Almost all analysts expect credit growth for the banking system to be above 12%, largely driven by private banks. Net interest margins (NIM) could also edge up 3%, largely due to better net interest income and a rising interest rate cycle.

Other income could decline 27% sequentially due to lost cash and lower expenses, offset by lower operating expenses.

“Overall banking profit after tax (PAT) could be down 11.5% QoQ; the main things to watch would be the margin outlook, indications of increased deposits for some banks and the loss of cash “, said Gaurav Jani – research analyst, Prabhudas Lilladher.

Among the frontline banks, they are expected to see strong PAT growth while they may see a marginal decline in PAT and the NIM is expected to remain within the range. could continue the improvement in loan growth, even if the PAT could decrease QoQ. could maintain its loan growth momentum as retail continues to gain momentum while Axis margins are expected to improve.

“We believe better credit growth, along with higher interest rates, should be a positive margin for banks that have a higher share of floating rate portfolios, including mortgages,” he said. said Anand Dama, an analyst at

. “Additionally, asset quality is on the mend, with the risk of a new NPA cycle remaining low, which should lead to healthy profitability and yield ratios for banks. Valuations have also corrected by significantly, which provides a margin of safety.”
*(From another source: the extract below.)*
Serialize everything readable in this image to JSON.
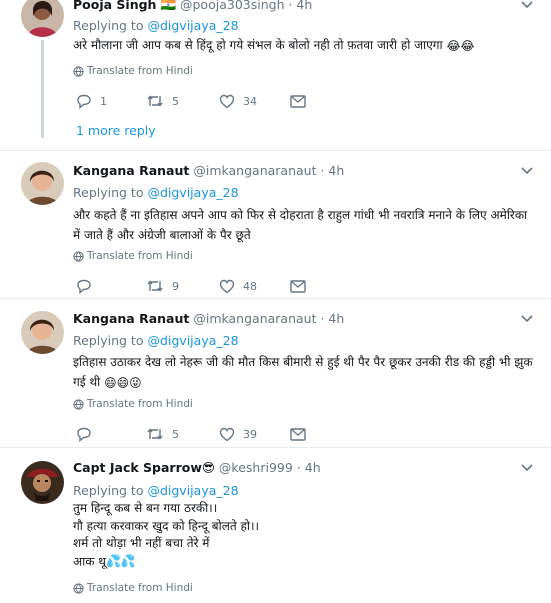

Overall slippages, recoveries and provisions could normalize sequentially while gross bad debts could decrease. Analysts expect the overall GNPA ratio to decline sequentially by 20 basis points to 5.2% in the June quarter, driven by lower slippages reflecting a weak EMI rebound rate at 22% , better retail recovery trends and higher losses with banks sitting on excess provisions .

“Asset quality should be less of a concern with the confidence shown by management as inflow activity shows improving trends,” said Kajal Gandhi, analyst at

. “Stress behavior in the MSME segment needs to be monitored, as the increase in interest rates and the end of the moratorium may have increased the pressure.”